Station: [234] Saxony in the Migration Period

Can you hear what the Greek and Roman writers are telling us? From the 3rd century AD onwards, the Germanic people had been invading the Roman provinces and the Roman heartlands. The Romans called all these Barbarians from North of the Alps Germani, although they didn’t represent one single tribe. Indeed we don’t know how these tribes referred to themselves. The term ‘Germani’ was simply a construct – but what did it lead to?

These incursions by Germanic tribes were the precursors of the Age of Migrations, which started when the Huns began moving West from Asia in 375 AD. This led to huge movements of tribes over large areas throughout Europe. In 476 AD a Germanic officer in the Roman Army called Odoacer deposed Romulus Augustus, the last Roman Emperor in the West. In 568 AD, the Lombards invaded Italy. 

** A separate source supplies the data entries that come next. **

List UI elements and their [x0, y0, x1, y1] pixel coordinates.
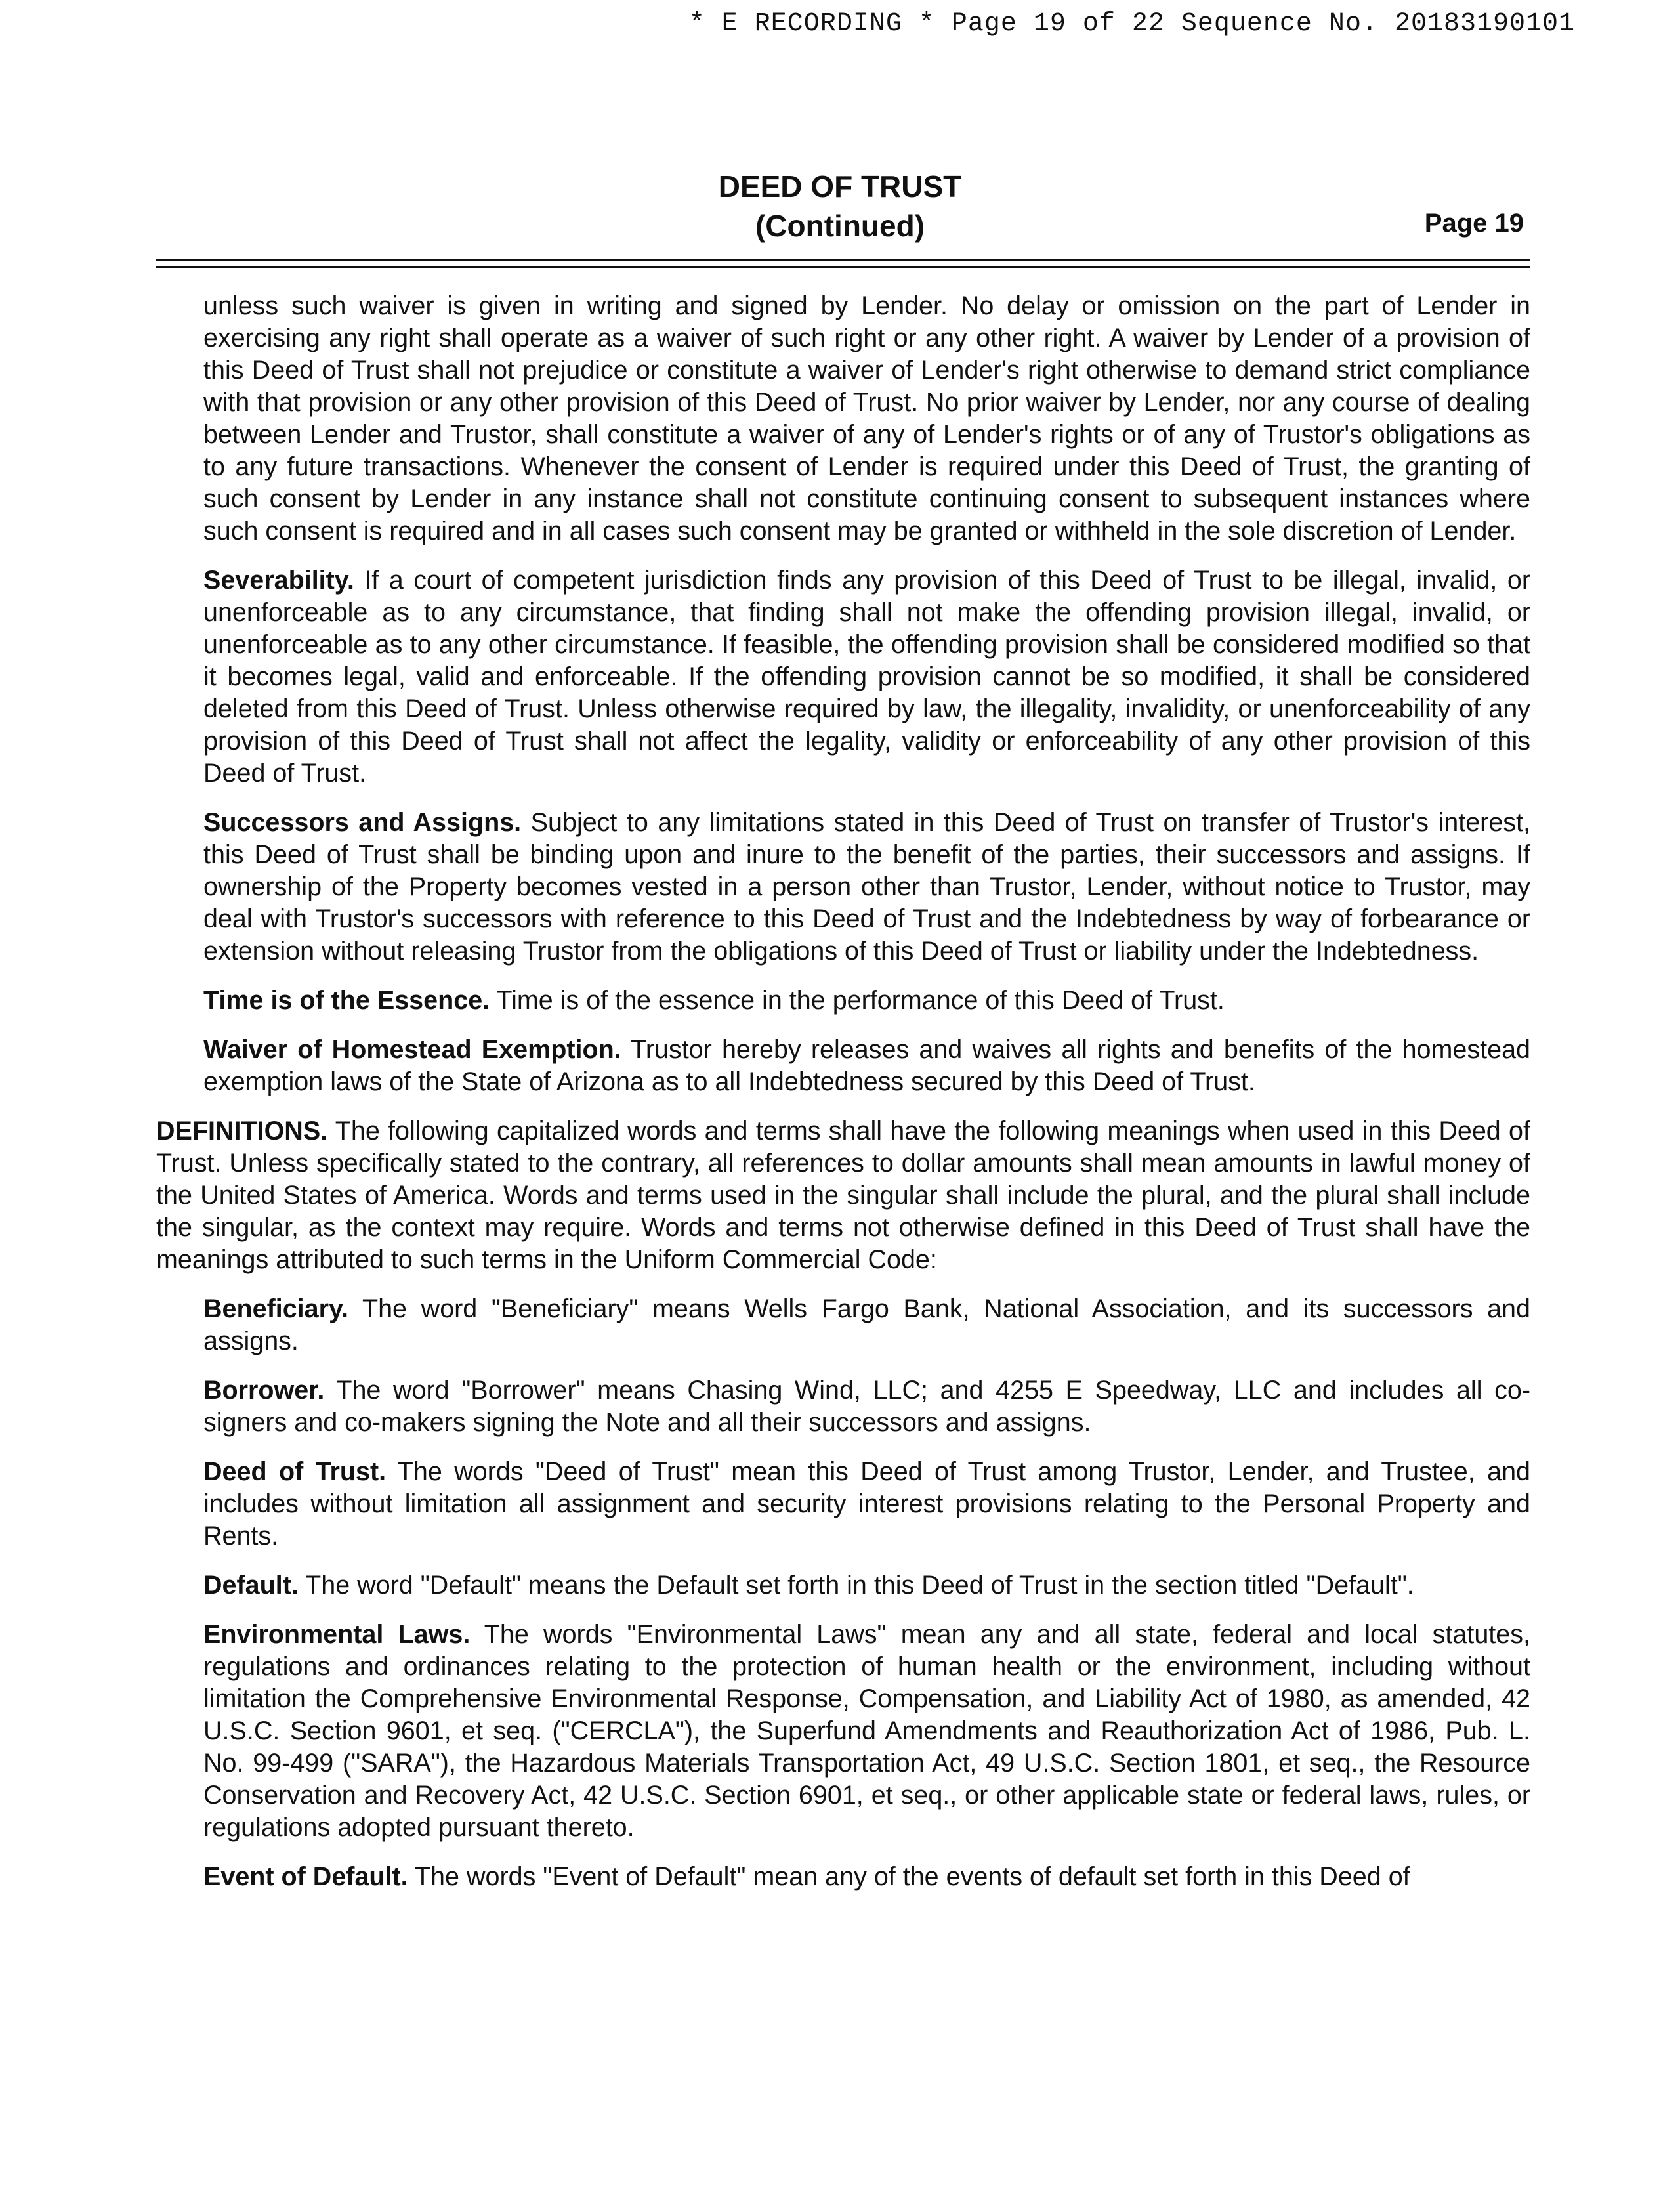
successors-paragraph [156, 807, 1530, 968]
document-subtitle: (Continued) [755, 209, 925, 243]
definitions-term: DEFINITIONS. [156, 1117, 328, 1145]
time-essence-paragraph [156, 985, 1530, 1017]
divider-line-top [156, 259, 1530, 261]
beneficiary-text: The word "Beneficiary" means Wells Fargo Bank, National Association, and its successors and assigns. [203, 1294, 1530, 1355]
document-title: DEED OF TRUST [718, 169, 962, 203]
environmental-laws-term: Environmental Laws. [203, 1620, 471, 1649]
severability-text: If a court of competent jurisdiction finds any provision of this Deed of Trust to be illegal, invalid, or unenforceable as to any circumstance, that finding shall not make the offending provision illegal, invalid, or unenforceable as to any other circumstance. If feasible, the offending provision shall be considered modified so that it becomes legal, valid and enforceable. If the offending provision cannot be so modified, it shall be considered deleted from this Deed of Trust. Unless otherwise required by law, the illegality, invalidity, or unenforceability of any provision of this Deed of Trust shall not affect the legality, validity or enforceability of any other provision of this Deed of Trust. [203, 566, 1530, 788]
successors-text: Subject to any limitations stated in this Deed of Trust on transfer of Trustor's interest, this Deed of Trust shall be binding upon and inure to the benefit of the parties, their successors and assigns. If ownership of the Property becomes vested in a person other than Trustor, Lender, without notice to Trustor, may deal with Trustor's successors with reference to this Deed of Trust and the Indebtedness by way of forbearance or extension without releasing Trustor from the obligations of this Deed of Trust or liability under the Indebtedness. [203, 808, 1530, 966]
successors-term: Successors and Assigns. [203, 808, 522, 837]
divider-line-bottom [156, 266, 1530, 268]
event-of-default-paragraph [156, 1861, 1530, 1893]
definitions-paragraph [156, 1115, 1530, 1276]
document-body [156, 290, 1530, 1910]
beneficiary-paragraph [156, 1293, 1530, 1357]
homestead-term: Waiver of Homestead Exemption. [203, 1035, 621, 1064]
time-essence-text: Time is of the essence in the performance of this Deed of Trust. [496, 986, 1225, 1015]
environmental-laws-paragraph [156, 1619, 1530, 1844]
waiver-paragraph [156, 290, 1530, 547]
page-number: Page 19 [1424, 209, 1524, 238]
deed-of-trust-term: Deed of Trust. [203, 1457, 387, 1486]
event-of-default-term: Event of Default. [203, 1862, 408, 1891]
deed-of-trust-paragraph [156, 1456, 1530, 1552]
homestead-text: Trustor hereby releases and waives all rights and benefits of the homestead exemption laws of the State of Arizona as to all Indebtedness secured by this Deed of Trust. [203, 1035, 1531, 1096]
environmental-laws-text: The words "Environmental Laws" mean any and all state, federal and local statutes, regulations and ordinances relating to the protection of human health or the environment, including without limitation the Comprehensive Environmental Response, Compensation, and Liability Act of 1980, as amended, 42 U.S.C. Section 9601, et seq. ("CERCLA"), the Superfund Amendments and Reauthorization Act of 1986, Pub. L. No. 99-499 ("SARA"), the Hazardous Materials Transportation Act, 49 U.S.C. Section 1801, et seq., the Resource Conservation and Recovery Act, 42 U.S.C. Section 6901, et seq., or other applicable state or federal laws, rules, or regulations adopted pursuant thereto. [203, 1620, 1530, 1842]
homestead-paragraph [156, 1034, 1530, 1098]
recording-header: * E RECORDING * Page 19 of 22 Sequence No. 20183190101 [688, 9, 1575, 39]
beneficiary-term: Beneficiary. [203, 1294, 349, 1323]
severability-paragraph [156, 565, 1530, 790]
header-divider [156, 259, 1530, 273]
deed-of-trust-text: The words "Deed of Trust" mean this Deed of Trust among Trustor, Lender, and Trustee, and includes without limitation all assignment and security interest provisions relating to the Personal Property and Rents. [203, 1457, 1531, 1550]
borrower-term: Borrower. [203, 1376, 325, 1405]
severability-term: Severability. [203, 566, 354, 595]
definitions-text: The following capitalized words and terms shall have the following meanings when used in this Deed of Trust. Unless specifically stated to the contrary, all references to dollar amounts shall mean amounts in lawful money of the United States of America. Words and terms used in the singular shall include the plural, and the plural shall include the singular, as the context may require. Words and terms not otherwise defined in this Deed of Trust shall have the meanings attributed to such terms in the Uniform Commercial Code: [156, 1117, 1530, 1274]
borrower-text: The word "Borrower" means Chasing Wind, LLC; and 4255 E Speedway, LLC and includes all co-signers and co-makers signing the Note and all their successors and assigns. [203, 1376, 1530, 1437]
default-term: Default. [203, 1571, 299, 1600]
time-essence-term: Time is of the Essence. [203, 986, 490, 1015]
event-of-default-text: The words "Event of Default" mean any of the events of default set forth in this Deed of [414, 1862, 1410, 1891]
default-paragraph [156, 1569, 1530, 1602]
document-header [0, 167, 1680, 245]
default-text: The word "Default" means the Default set forth in this Deed of Trust in the section titled "Default". [305, 1571, 1414, 1600]
waiver-text: unless such waiver is given in writing and signed by Lender. No delay or omission on the part of Lender in exercising any right shall operate as a waiver of such right or any other right. A waiver by Lender of a provision of this Deed of Trust shall not prejudice or constitute a waiver of Lender's right otherwise to demand strict compliance with that provision or any other provision of this Deed of Trust. No prior waiver by Lender, nor any course of dealing between Lender and Trustor, shall constitute a waiver of any of Lender's rights or of any of Trustor's obligations as to any future transactions. Whenever the consent of Lender is required under this Deed of Trust, the granting of such consent by Lender in any instance shall not constitute continuing consent to subsequent instances where such consent is required and in all cases such consent may be granted or withheld in the sole discretion of Lender. [203, 291, 1530, 545]
borrower-paragraph [156, 1375, 1530, 1439]
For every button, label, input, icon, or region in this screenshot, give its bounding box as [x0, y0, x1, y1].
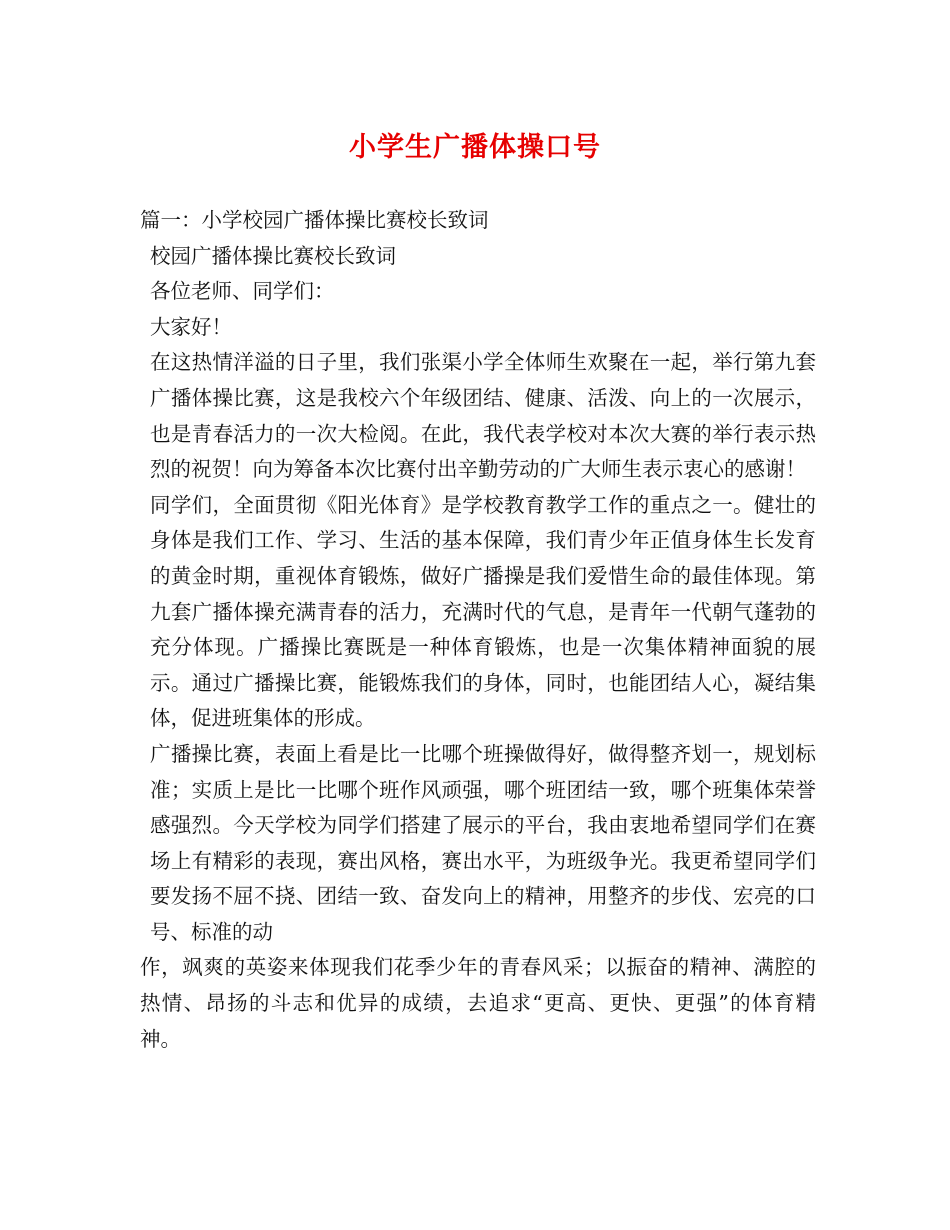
- section-heading: 篇一：小学校园广播体操比赛校长致词: [140, 208, 489, 232]
- body-paragraph: 在这热情洋溢的日子里，我们张渠小学全体师生欢聚在一起，举行第九套广播体操比赛，这是我校六个年级团结、健康、活泼、向上的一次展示，也是青春活力的一次大检阅。在此，我代表学校对本次大赛的举行表示热烈的祝贺！向为筹备本次比赛付出辛勤劳动的广大师生表示衷心的感谢！: [150, 350, 816, 482]
- body-paragraph: 作，飒爽的英姿来体现我们花季少年的青春风采；以振奋的精神、满腔的热情、昂扬的斗志和优异的成绩，去追求“更高、更快、更强”的体育精神。: [140, 955, 816, 1051]
- document-title: 小学生广播体操口号: [349, 132, 601, 163]
- greeting: 大家好！: [150, 314, 232, 339]
- body-paragraph: 广播操比赛，表面上看是比一比哪个班操做得好，做得整齐划一，规划标准；实质上是比一比哪个班作风顽强，哪个班团结一致，哪个班集体荣誉感强烈。今天学校为同学们搭建了展示的平台，我由衷地希望同学们在赛场上有精彩的表现，赛出风格，赛出水平，为班级争光。我更希望同学们要发扬不屈不挠、团结一致、奋发向上的精神，用整齐的步伐、宏亮的口号、标准的动: [150, 741, 816, 944]
- speech-title: 校园广播体操比赛校长致词: [150, 243, 396, 268]
- body-paragraph: 同学们，全面贯彻《阳光体育》是学校教育教学工作的重点之一。健壮的身体是我们工作、学习、生活的基本保障，我们青少年正值身体生长发育的黄金时期，重视体育锻炼，做好广播操是我们爱惜生命的最佳体现。第九套广播体操充满青春的活力，充满时代的气息，是青年一代朝气蓬勃的充分体现。广播操比赛既是一种体育锻炼，也是一次集体精神面貌的展示。通过广播操比赛，能锻炼我们的身体，同时，也能团结人心，凝结集体，促进班集体的形成。: [150, 492, 816, 731]
- document-body: [140, 203, 816, 1057]
- salutation: 各位老师、同学们：: [150, 279, 335, 304]
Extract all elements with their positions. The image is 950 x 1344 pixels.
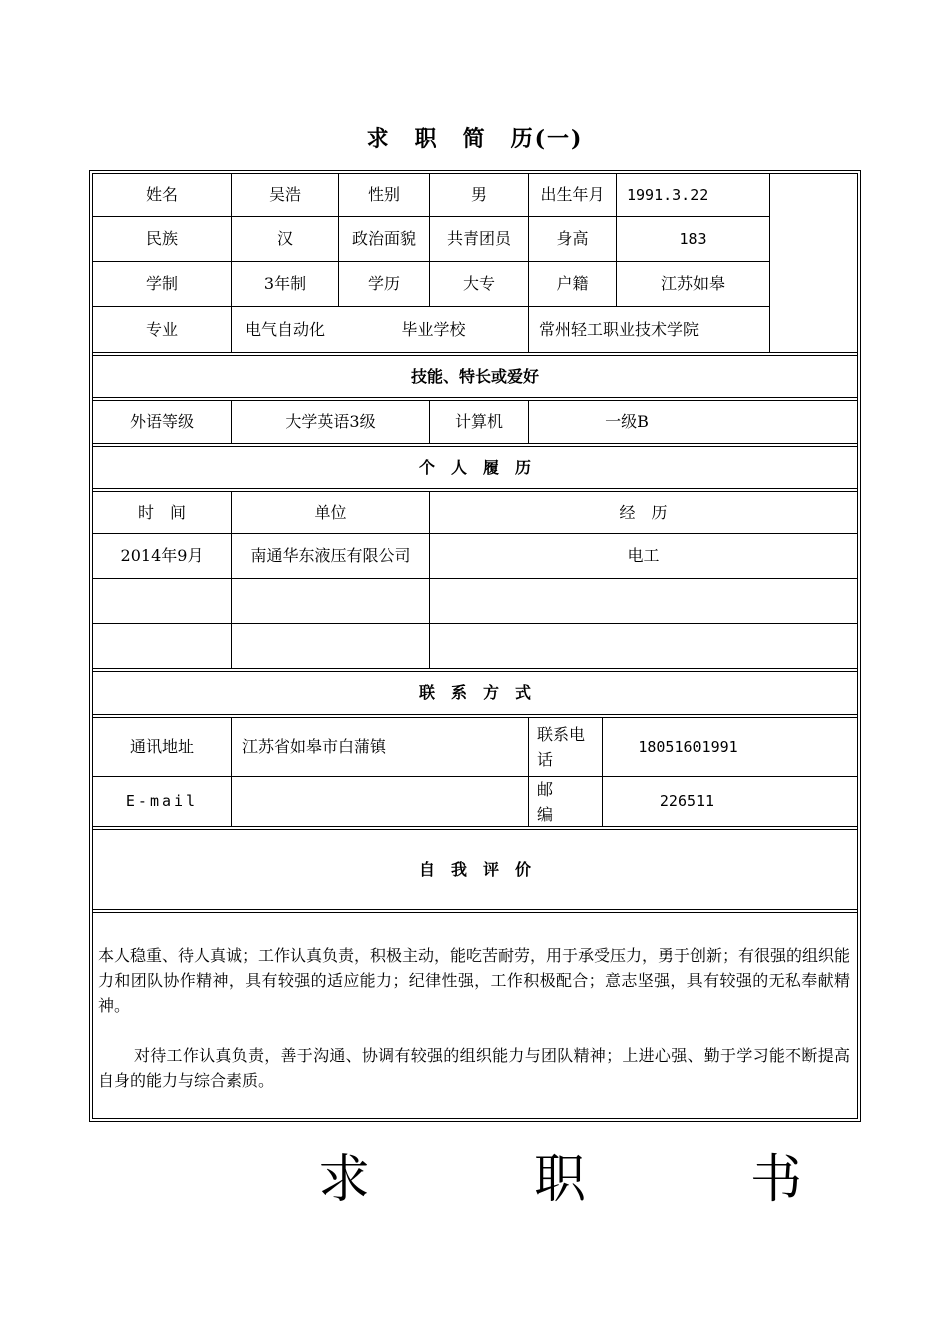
skills-heading: 技能、特长或爱好: [410, 366, 539, 386]
zip-label: 邮编: [537, 779, 554, 824]
name-label: 姓名: [145, 185, 178, 204]
phone-value: 18051601991: [638, 737, 738, 756]
gender-value: 男: [470, 185, 487, 204]
hukou-label: 户籍: [556, 274, 589, 293]
page-title: 求 职 简 历(一): [366, 126, 584, 152]
divider: [857, 173, 858, 1119]
table-row-time: [93, 624, 231, 668]
school-label: 毕业学校: [401, 319, 466, 339]
major-value: 电气自动化: [244, 319, 325, 339]
table-row-unit: 南通华东液压有限公司: [250, 546, 411, 565]
name-value: 吴浩: [268, 185, 301, 204]
self-eval-paragraph: 本人稳重、待人真诚；工作认真负责，积极主动，能吃苦耐劳，用于承受压力，勇于创新；有很强的组织能力和团队协作精神，具有较强的适应能力；纪律性强，工作积极配合；意志坚强，具有较强的无私奉献精神。: [98, 946, 851, 1015]
contact-heading: 联 系 方 式: [418, 683, 531, 702]
schooling-value: 3年制: [263, 274, 307, 293]
table-row-exp: [430, 624, 857, 668]
divider: [92, 668, 858, 669]
schooling-label: 学制: [145, 274, 178, 293]
computer-value: 一级B: [605, 412, 649, 431]
bottom-title-char: 书: [750, 1150, 803, 1210]
address-label: 通讯地址: [129, 737, 194, 756]
education-value: 大专: [462, 274, 495, 293]
history-col-exp: 经 历: [619, 502, 668, 522]
language-label: 外语等级: [129, 412, 194, 431]
divider: [92, 443, 858, 444]
self-eval-paragraph: 对待工作认真负责，善于沟通、协调有较强的组织能力与团队精神；上进心强、勤于学习能不断提高自身的能力与综合素质。: [98, 1046, 850, 1090]
gender-label: 性别: [367, 185, 400, 204]
history-heading: 个 人 履 历: [418, 457, 531, 477]
hukou-value: 江苏如皋: [660, 274, 725, 293]
divider: [92, 397, 858, 398]
address-value: 江苏省如皋市白蒲镇: [242, 737, 387, 756]
language-value: 大学英语3级: [285, 412, 376, 431]
birth-label: 出生年月: [540, 185, 605, 204]
divider: [92, 912, 858, 913]
email-label: E-mail: [125, 792, 199, 811]
self-eval-heading: 自 我 评 价: [418, 859, 531, 879]
divider: [92, 826, 858, 827]
history-col-unit: 单位: [314, 502, 347, 522]
bottom-title-char: 求: [318, 1150, 371, 1210]
divider: [92, 488, 858, 489]
political-label: 政治面貌: [351, 229, 416, 248]
divider: [92, 714, 858, 715]
table-row-time: [93, 579, 231, 623]
phone-label: 联系电话: [537, 725, 586, 769]
ethnicity-label: 民族: [145, 229, 178, 248]
height-value: 183: [679, 229, 707, 248]
divider: [92, 1118, 858, 1119]
zip-value: 226511: [659, 792, 715, 811]
email-value: [232, 777, 528, 826]
table-row-unit: [232, 624, 429, 668]
table-row-time: 2014年9月: [120, 546, 204, 565]
table-row-exp: [430, 579, 857, 623]
divider: [92, 909, 858, 910]
political-value: 共青团员: [446, 229, 511, 248]
computer-label: 计算机: [454, 412, 503, 431]
history-col-time: 时 间: [137, 502, 186, 522]
table-row-unit: [232, 579, 429, 623]
table-row-exp: 电工: [627, 546, 660, 565]
ethnicity-value: 汉: [276, 229, 293, 248]
school-value: 常州轻工职业技术学院: [539, 319, 700, 339]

The Romans tried to counter the threat that the Germanic tribes presented by forming alliances.  They settled Germanic people in areas close to the borders and drafted Germanic mercenaries into the Roman army. Thus Roman coins and imported goods reached Germania. Germanic people of high standing now aspired to the more elegant Roman lifestyle. It was about this time that new funerary customs were introduced in the area around the rivers Saale and Spree. The dead were now no longer being cremated; they were buried intact. These graves contain Roman luxury goods. You can see a few of these grave goods in the right hand showcase; they are attributed to the Niemberger Group.

The display cases further back contain rich grave goods from the Merovingian period in Saxony. They date from the mid 5th century to the end of the 6th century; the men had weapons and the women had jewellery and household items.  The graves of both men and women were also furnished with ceramic vessels for their journey to the other world. Animal burials, that were mainly horses, were also possible. Merovingian period cemeteries with graves aligned in rows are rare in Saxony, because the Saxon area was sparsely settled at that time.  The grave goods point to the fact that this area – today’s Saxony – formed part of the Thuringian kingdom, of the Frankish Merovingians.